Now, more than ever-to use a popular narrative mold-I know that. It happens that the day I was drawn to those tulips was a few days before the global humbling began-one that arrived equally for men and women both-but in my own shallow puddle of experience it's these dumb tulips that served as a tiny, early preview of what I now feel every moment of every day, that is, the complex and ambivalent nature of "submission." If only it were possible to simply state these feelings without insisting on them, without making an argument or a dogma out of them! This type of woman and that type of woman-just so many life rings thrown to a drowning Heraclitus. Each one a different form of fiction. Is it possible to be as flexible on the page-as shamelessly self-forgiving and ever changing-as we are in life? We can't seem to find the way. Instead, to write is to swim in an ocean of hypocrisies, moment by moment. We know we are deluded, but the strange thing is that this delusion is necessary, if only temporarily, to create the mold in the first place, the one into which you pour everything you can't give shape to in life. This is all better said by Kierkegaard, in a parable:
"The Dog Kennel by the Palace"
To what shall we compare the relation between the thinker's system and his actual existence?

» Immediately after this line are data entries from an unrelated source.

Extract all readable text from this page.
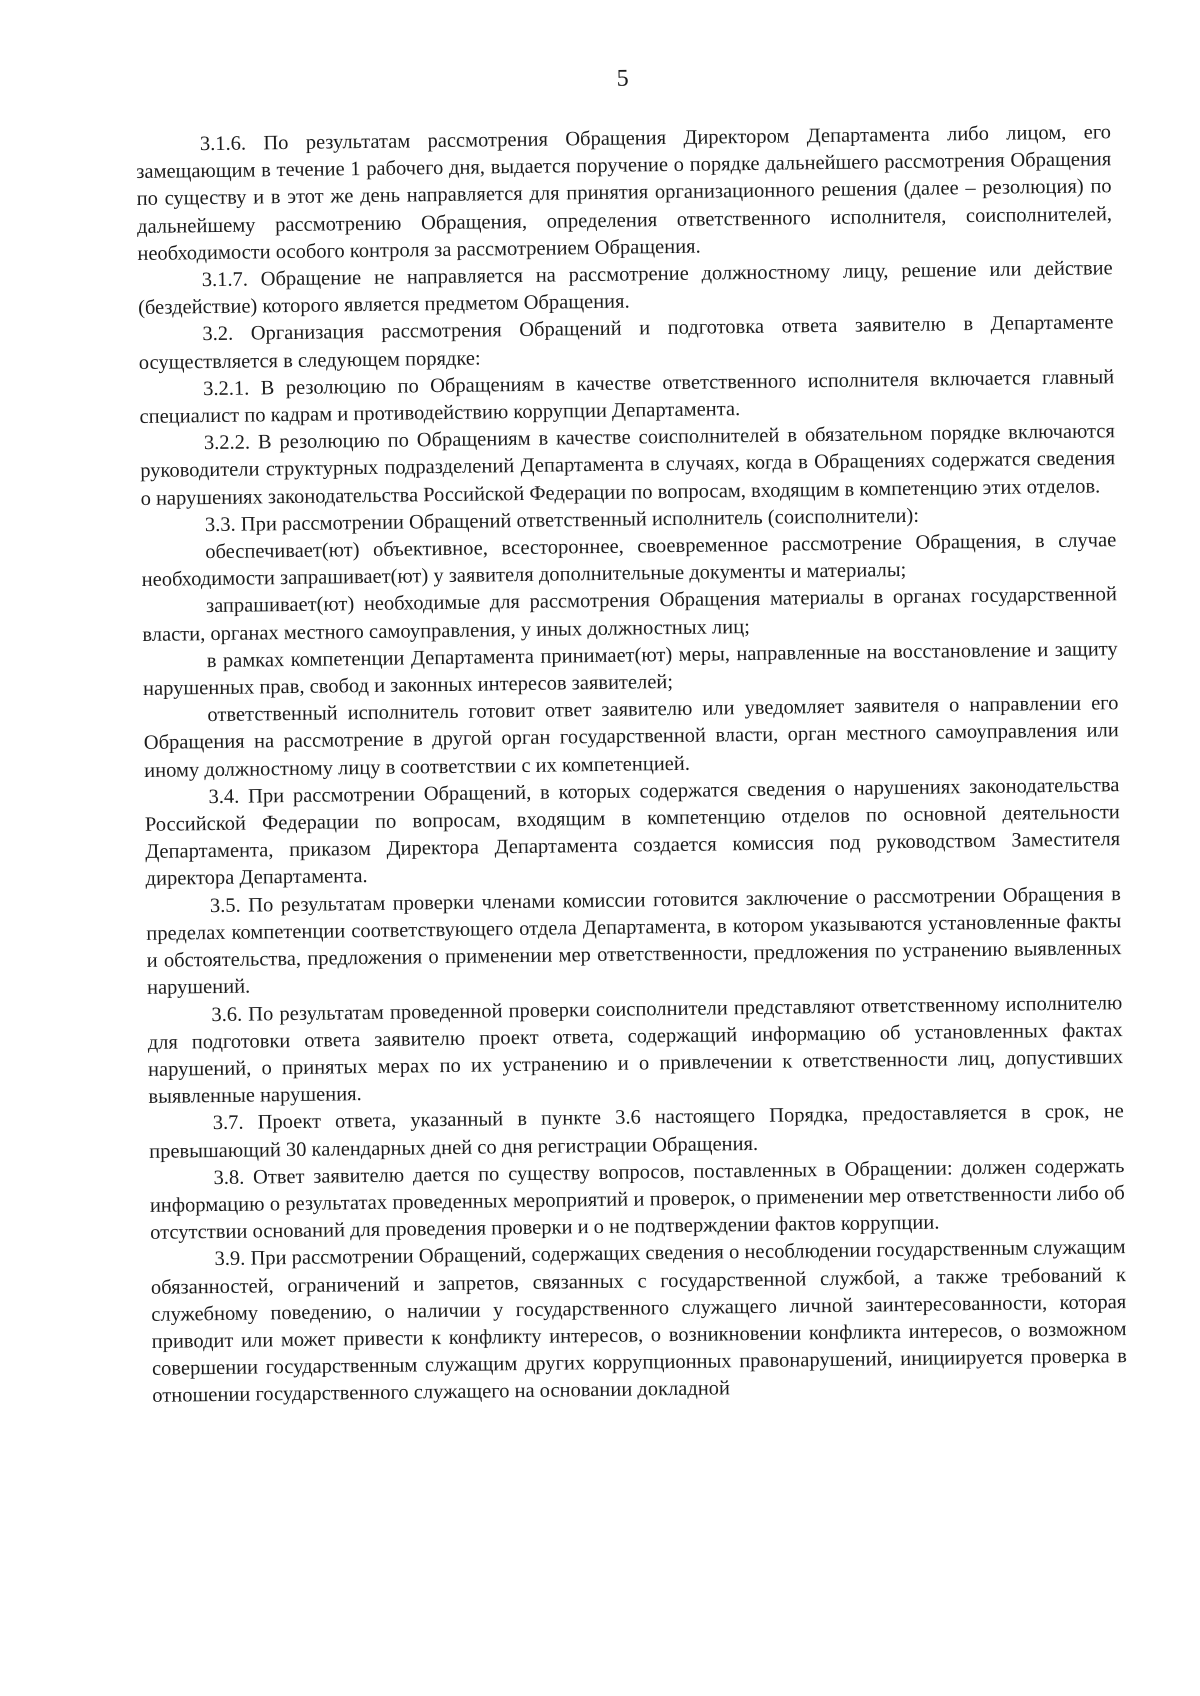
5

3.1.6. По результатам рассмотрения Обращения Директором Департамента либо лицом, его замещающим в течение 1 рабочего дня, выдается поручение о порядке дальнейшего рассмотрения Обращения по существу и в этот же день направляется для принятия организационного решения (далее – резолюция) по дальнейшему рассмотрению Обращения, определения ответственного исполнителя, соисполнителей, необходимости особого контроля за рассмотрением Обращения.

3.1.7. Обращение не направляется на рассмотрение должностному лицу, решение или действие (бездействие) которого является предметом Обращения.

3.2. Организация рассмотрения Обращений и подготовка ответа заявителю в Департаменте осуществляется в следующем порядке:

3.2.1. В резолюцию по Обращениям в качестве ответственного исполнителя включается главный специалист по кадрам и противодействию коррупции Департамента.

3.2.2. В резолюцию по Обращениям в качестве соисполнителей в обязательном порядке включаются руководители структурных подразделений Департамента в случаях, когда в Обращениях содержатся сведения о нарушениях законодательства Российской Федерации по вопросам, входящим в компетенцию этих отделов.

3.3. При рассмотрении Обращений ответственный исполнитель (соисполнители):

обеспечивает(ют) объективное, всестороннее, своевременное рассмотрение Обращения, в случае необходимости запрашивает(ют) у заявителя дополнительные документы и материалы;

запрашивает(ют) необходимые для рассмотрения Обращения материалы в органах государственной власти, органах местного самоуправления, у иных должностных лиц;

в рамках компетенции Департамента принимает(ют) меры, направленные на восстановление и защиту нарушенных прав, свобод и законных интересов заявителей;

ответственный исполнитель готовит ответ заявителю или уведомляет заявителя о направлении его Обращения на рассмотрение в другой орган государственной власти, орган местного самоуправления или иному должностному лицу в соответствии с их компетенцией.

3.4. При рассмотрении Обращений, в которых содержатся сведения о нарушениях законодательства Российской Федерации по вопросам, входящим в компетенцию отделов по основной деятельности Департамента, приказом Директора Департамента создается комиссия под руководством Заместителя директора Департамента.

3.5. По результатам проверки членами комиссии готовится заключение о рассмотрении Обращения в пределах компетенции соответствующего отдела Департамента, в котором указываются установленные факты и обстоятельства, предложения о применении мер ответственности, предложения по устранению выявленных нарушений.

3.6. По результатам проведенной проверки соисполнители представляют ответственному исполнителю для подготовки ответа заявителю проект ответа, содержащий информацию об установленных фактах нарушений, о принятых мерах по их устранению и о привлечении к ответственности лиц, допустивших выявленные нарушения.

3.7. Проект ответа, указанный в пункте 3.6 настоящего Порядка, предоставляется в срок, не превышающий 30 календарных дней со дня регистрации Обращения.

3.8. Ответ заявителю дается по существу вопросов, поставленных в Обращении: должен содержать информацию о результатах проведенных мероприятий и проверок, о применении мер ответственности либо об отсутствии оснований для проведения проверки и о не подтверждении фактов коррупции.

3.9. При рассмотрении Обращений, содержащих сведения о несоблюдении государственным служащим обязанностей, ограничений и запретов, связанных с государственной службой, а также требований к служебному поведению, о наличии у государственного служащего личной заинтересованности, которая приводит или может привести к конфликту интересов, о возникновении конфликта интересов, о возможном совершении государственным служащим других коррупционных правонарушений, инициируется проверка в отношении государственного служащего на основании докладной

A thinker erects an immense building, a system, a system which embraces the whole of existence and world-history etc.-and if we contemplate his personal life, we discover to our astonishment this terrible and ludicrous fact, that he himself personally does not live in this immense high-vaulted palace, but in a barn alongside of it, or in a dog kennel, or at the most in the porter's lodge. If one were to take the liberty of calling his attention to this by a single word, he would be offended. For he has no fear of being under a delusion, if only he can get the system completed . . . by means of the delusion.
They were tulips. I wanted them to be peonies. In my story, they are, they will be, they were and will forever be peonies-for, when I am writing, space and time itself bend to my will! Through the medium of tenses! In real life, the dog kennel is where I make my home. When I was a kid, I thought I'd rather be a brain in a jar than a "natural woman." I have turned out to be some odd combination of both, from moment to moment, and with no control over when and where or why those moments occur. Whether the "natural" part of my womanhood is an essential biological fact or an expression (as de Beauvoir argued) of an acculturation so deep it looks very much like roots growing out of the bulb, at this point in my life I confess I don't know and I don't care. I am not a scientist or a sociologist. I'm a novelist. Who can admit, late in the day, during this strange and overwhelming season of death that collides, outside my window, with the emergence of dandelions, that spring sometimes rises in me, too, and the moon may occasionally tug at my moods, and if I hear a strange baby cry some part of me still leaps to attention-to submission. And once in a while a vulgar strain of spring flower will circumvent a long-trained and self-consciously strict downtown aesthetic. Just before an unprecedented April arrives and makes a nonsense of every line.